And what’s not to love about Italian wine?  That whole vino Italia thing is real!—palpable even!  The wine evokes an imagery of romance, history and culinary spirit—and then, there’s that real sense of place.

Most of you readers know already my theological bent.  And it just cracks me up that atheists and agnostics alike can’t grasp the idea that God designed Italy’s location—geographically and geologically—right dab in the Mediterranean, as the perfect place for winemaking, with its verdant hills and lush vineyards producing well over one thousand different grape varieties.

Although it’s easy to claim the wines from Tuscany as representative of all Italian wine, there’s no question that the entire vineyard nation continues to produce world class wine.  Because of the vast amount of vineyards and notable regions in the country, one could get bogged down with a lot of info,  Of course if this means one would desire to learn their way around Italy by tasting and enjoying the vino of the area—well, that’s indeed how we learn the wines of the country.  Beviamo!

For the next couple of articles or so, we’ll take a quick wine excursion to some of the most famous and popular places on the map.  As our story last week took place in the historical Chianti region, why not get a taste of it immediately;

What we did learn last time was that the Chianti region’s red grape of choice was Sangiovese and that continues today.  And when we see that Gallo Nero—the black chicken on the neck of the bottle, we are assured to be enjoying Chianti from its Classico (Original) region.  There are now “sub-regions” that surround the traditional boundaries and the good news is that you’ll get to taste through these by simply reading the label.

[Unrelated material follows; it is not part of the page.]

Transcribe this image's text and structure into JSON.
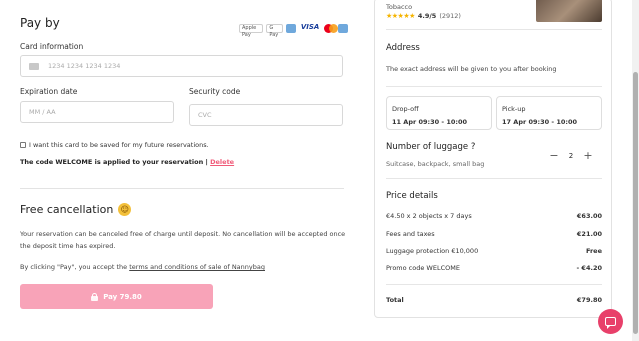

One of the most recognizable Chianti brands is Frescobaldi. The Marchesi de’ Frescobaldi is one of Italy’s oldest wineries, with a history dating to the 1300s who now have a total of nine estates in Tuscany. The Nipozzo estate lies in the Chianti Rufina sub-region. At only $18 or so, the 2013 Castello di Nipozzano Chianti Rùfina Riserva is one of the best buys in town that gets you into the heart and soul of Tuscany.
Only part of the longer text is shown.